Janey then talked about how her clients had not yet suffered from bill shock, as it was something she set her firm up to avoid from the outset. “I haven’t really had debtor issues, which is quite nice. Once the job is done, I bill all my invoices straight away. It’s like two clicks to do on ActionStep, it’s so easy, and they are to be paid within seven days. This quick invoicing means clients were expecting the invoice and could see immediately what it related to in terms of the service and outcomes they received,” she said.
Ben noted that based on information from the Thomson Reuters platform they are signed up to, an economic downturn is in place as global realisation has dropped from about 80 per cent to the mid-70s across all law firms. He felt this was a reflection of clients being less amenable to overruns. They’re saying: “Sorry, it’s not happening right now because we’re trying to manage our budgets more rightly as a result of the pressures that are going on.” Ben shared that Russell McVeagh has put a lot of research into this area and has concluded that price itself isn’t the issue, but clients wanted the firm to demonstrate that they were cost-conscious and delivered value for a fair price.

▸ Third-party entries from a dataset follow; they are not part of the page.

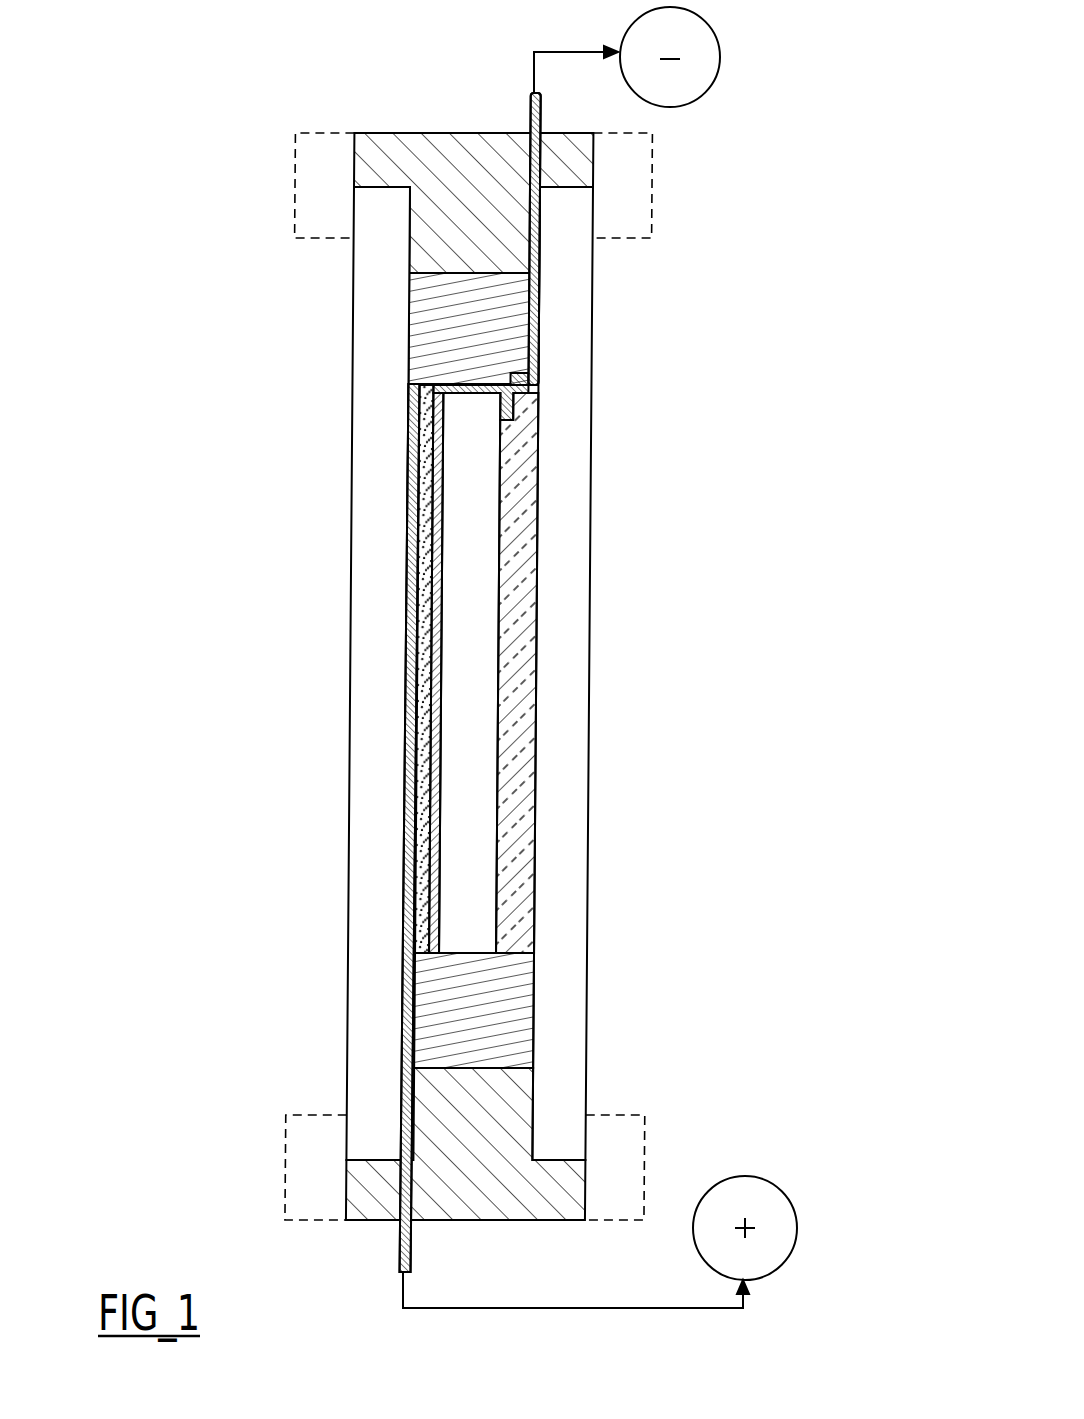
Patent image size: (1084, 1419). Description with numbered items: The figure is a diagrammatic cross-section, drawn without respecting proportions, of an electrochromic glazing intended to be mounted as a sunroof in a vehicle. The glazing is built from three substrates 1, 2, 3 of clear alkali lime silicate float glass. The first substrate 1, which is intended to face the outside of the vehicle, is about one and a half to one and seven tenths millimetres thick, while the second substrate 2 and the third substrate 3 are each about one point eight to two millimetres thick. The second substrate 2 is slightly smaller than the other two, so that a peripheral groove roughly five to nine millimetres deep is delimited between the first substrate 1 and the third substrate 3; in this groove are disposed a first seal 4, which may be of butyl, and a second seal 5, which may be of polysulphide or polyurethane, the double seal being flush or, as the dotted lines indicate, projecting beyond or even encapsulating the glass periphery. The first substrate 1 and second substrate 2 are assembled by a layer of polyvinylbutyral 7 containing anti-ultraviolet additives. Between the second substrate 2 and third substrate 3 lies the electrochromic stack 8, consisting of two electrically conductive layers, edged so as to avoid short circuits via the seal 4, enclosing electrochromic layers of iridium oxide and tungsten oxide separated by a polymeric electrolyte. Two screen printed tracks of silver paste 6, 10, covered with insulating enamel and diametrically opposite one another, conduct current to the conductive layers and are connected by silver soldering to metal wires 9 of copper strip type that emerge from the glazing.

The first substrate 1 is at (558, 763).
The second substrate 2 is at (480, 652).
The third substrate 3 is at (372, 703).
The first seal 4 is at (487, 1007).
The second seal 5 is at (498, 1122).
The screen printed track of silver paste 6 is at (408, 817).
The layer of polyvinylbutyral 7 is at (515, 682).
The electrochromic stack 8 is at (423, 578).
The metal wires 9 is at (528, 117).
The screen printed track of silver paste 10 is at (435, 610).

The final question tackled by the panel was about the future appetite for global law firms to enter the New Zealand market. Ben McLaren wondered if the appetite was even there, given the small and unique nature of our local market, the currently established firms and the collegiate nature within the industry.
Jacque observed the unique offering the New Zealand market has as an island nation with cross-border connections that favour large law firms but also a growing market for more boutique and newer models. “The other thing that makes us unique is Te Tiriti o Waitangi. We have a totally unique constitutional context within the Commonwealth, and within the world. And for that reason, I do think that favours smaller to medium-sized practices,” she said.
These thoughts on the rise of the boutique firm were echoed by Nick, who felt that they have a “value proposition [that] really resonates with clients” in all markets globally.
Janey confessed she felt national and multinationals had a role to play in the continual development of the provision of legal services. In following the larger companies and how they market themselves, she realised that being authentic and personable on social media gave her an edge, as she certainly couldn’t compete on budget.
In conclusion, I felt the last three years of lockdowns, and now an economic downturn, have sped up the adoption and usage of legal technology. “The emergence of tools such as ChatGPT in everyday use has meant that law firms are now looking more closely at AI to provide more efficient legal solutions, whilst managing any associated risks. What this means is that the future of law is, now more than ever, focused on building and developing strong client relationships and having transparent pricing linked to value that clients can easily understand.”
Ben Paul is the chief executive of The BD Ladder.